Photon-Counting Detector CT: Advances and Clinical Applications in Cardiovascular Imaging

Abstract Since the approval of the first dual-source photon-counting detector CT (PCD-CT) in the fall of 2021, significant insights have been gained in its application for cardiovascular imaging. This review aims to provide a comprehensive overview of the current state of knowledge and the growing body of research literature, illustrating innovative applications and perspectives through case examples. We conducted a structured literature review, identifying relevant studies via Google Scholar and PubMed, using the keywords “photon-counting detector”, “cardiovascular CT”, “cardiac CT”, and “ultra-high-resolution CT”. We analyzed studies published since January 2015. Additionally, we integrated our own clinical experiences and case examples. In addition to the well-known benefit of increased temporal resolution offered by dual-source scanners, dual-source PCD-CT provides three key advantages: 1) Optimized geometric dose efficiency with an improved contrast-to-noise ratio, 2) intrinsic spectral sensitivity, and 3) the ability for ultrahigh-resolution CT. This technology enables improved image quality or radiation dose reduction in established cardiovascular protocols. Its use in non-invasive cardiac diagnostics for obese patients, those with a high plaque burden, or after stent implantation appears technically feasible, potentially expanding the scope of CT. The spectral sensitivity also allows tailored image acquisition, reducing metallic artifacts and contrast agent doses in patients with renal impairment.

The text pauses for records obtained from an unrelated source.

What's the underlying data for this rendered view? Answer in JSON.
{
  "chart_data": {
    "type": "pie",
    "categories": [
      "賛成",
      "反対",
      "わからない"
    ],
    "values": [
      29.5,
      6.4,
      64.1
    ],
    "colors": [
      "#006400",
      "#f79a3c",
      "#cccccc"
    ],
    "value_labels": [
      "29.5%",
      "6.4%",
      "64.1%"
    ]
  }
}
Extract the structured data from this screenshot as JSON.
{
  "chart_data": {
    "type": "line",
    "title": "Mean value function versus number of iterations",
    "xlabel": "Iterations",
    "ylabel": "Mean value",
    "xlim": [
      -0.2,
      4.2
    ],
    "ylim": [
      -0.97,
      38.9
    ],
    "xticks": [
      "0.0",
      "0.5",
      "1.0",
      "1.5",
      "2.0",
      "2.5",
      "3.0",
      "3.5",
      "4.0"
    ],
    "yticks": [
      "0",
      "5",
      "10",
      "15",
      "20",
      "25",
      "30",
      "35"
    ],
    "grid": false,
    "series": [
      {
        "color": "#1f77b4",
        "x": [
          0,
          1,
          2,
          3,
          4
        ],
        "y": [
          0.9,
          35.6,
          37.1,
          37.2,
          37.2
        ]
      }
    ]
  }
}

Early studies and clinical experience support these potential applications of PCD-CT in cardiovascular diagnostics, suggesting workflow optimization and improved patient management. However, challenges remain, including high costs, large data volumes, somewhat longer reconstruction times, and technical difficulties in combining spectral sensitivity with ultra-high resolution. Prospective randomized studies with clinical endpoints are lacking to confirm the clear advantage over conventional scanners. Future research should focus on endpoint-based studies and robust cost-benefit analyses to evaluate the potential of this technology and facilitate its evidence-based integration in clinical practice.